Nevertheless, the importance in the case is not that the CLS get funding, or that the CLS’ rule be permitted to stand (the group could continue to meet with its rule intact without funding from the school). Rather, the important issue is that government not be permitted overt discrimination against the faithful for their commitment to their religions (whatever religion that may be), even when their religions deem homosexual activity to be sinful.

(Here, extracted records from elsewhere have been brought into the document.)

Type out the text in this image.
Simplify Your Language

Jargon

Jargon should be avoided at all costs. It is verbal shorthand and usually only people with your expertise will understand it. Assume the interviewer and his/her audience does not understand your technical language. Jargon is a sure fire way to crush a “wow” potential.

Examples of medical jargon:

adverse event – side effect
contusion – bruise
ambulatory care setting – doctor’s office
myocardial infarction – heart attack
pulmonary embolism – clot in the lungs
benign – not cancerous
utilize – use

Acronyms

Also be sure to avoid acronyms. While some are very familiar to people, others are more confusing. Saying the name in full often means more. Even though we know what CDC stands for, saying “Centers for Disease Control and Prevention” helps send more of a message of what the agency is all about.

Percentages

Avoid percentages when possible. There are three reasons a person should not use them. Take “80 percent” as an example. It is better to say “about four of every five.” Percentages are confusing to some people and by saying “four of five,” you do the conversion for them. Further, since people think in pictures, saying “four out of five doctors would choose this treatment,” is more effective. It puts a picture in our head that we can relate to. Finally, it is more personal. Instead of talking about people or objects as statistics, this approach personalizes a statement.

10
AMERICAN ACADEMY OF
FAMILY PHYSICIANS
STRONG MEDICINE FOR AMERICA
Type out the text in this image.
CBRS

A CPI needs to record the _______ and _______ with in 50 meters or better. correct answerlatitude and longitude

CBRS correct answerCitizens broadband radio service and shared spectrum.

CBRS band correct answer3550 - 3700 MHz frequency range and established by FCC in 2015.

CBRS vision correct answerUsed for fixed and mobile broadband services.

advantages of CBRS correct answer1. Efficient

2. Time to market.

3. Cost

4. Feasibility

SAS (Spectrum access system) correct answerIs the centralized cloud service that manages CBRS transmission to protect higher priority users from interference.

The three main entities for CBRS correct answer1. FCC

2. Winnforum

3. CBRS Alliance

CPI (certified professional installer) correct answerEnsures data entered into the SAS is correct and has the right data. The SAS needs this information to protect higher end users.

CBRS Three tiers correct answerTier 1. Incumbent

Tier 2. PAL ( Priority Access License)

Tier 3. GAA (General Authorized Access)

Potentially, the Supreme Court could delve into whether the doctrine against homosexual sex is a “core religious viewpoint”, as stated in its “Question Presented,” because there are Christians who believe homosexual activity is morally acceptable. Of course, that would certainly get the attention of the more conservative Christians across the country; they will not take kindly to a governmental entity telling them what their “core religious viewpoints” are. I doubt that the Supreme Court would risk such a backlash, which could ultimately undermine its power.
More likely, the Court’s decision will set guidelines for a state school’s recognition of, or discrimination against, student-led religious organizations on the college/post-graduate level. The ironic thing here is that even though the public school seeks to prohibit an organization from “discriminating” against homosexuals and others, it “discriminates” against those who believe homosexuality is wrong. So the public school erred on the side of freedom of sexual activity over freedom of religion and conscience. Such is the result of the sexual revolution. And that is a scary progression, from dedication to conscience to dedication to sex.
We can only hope the Supreme Court doesn’t make it worse.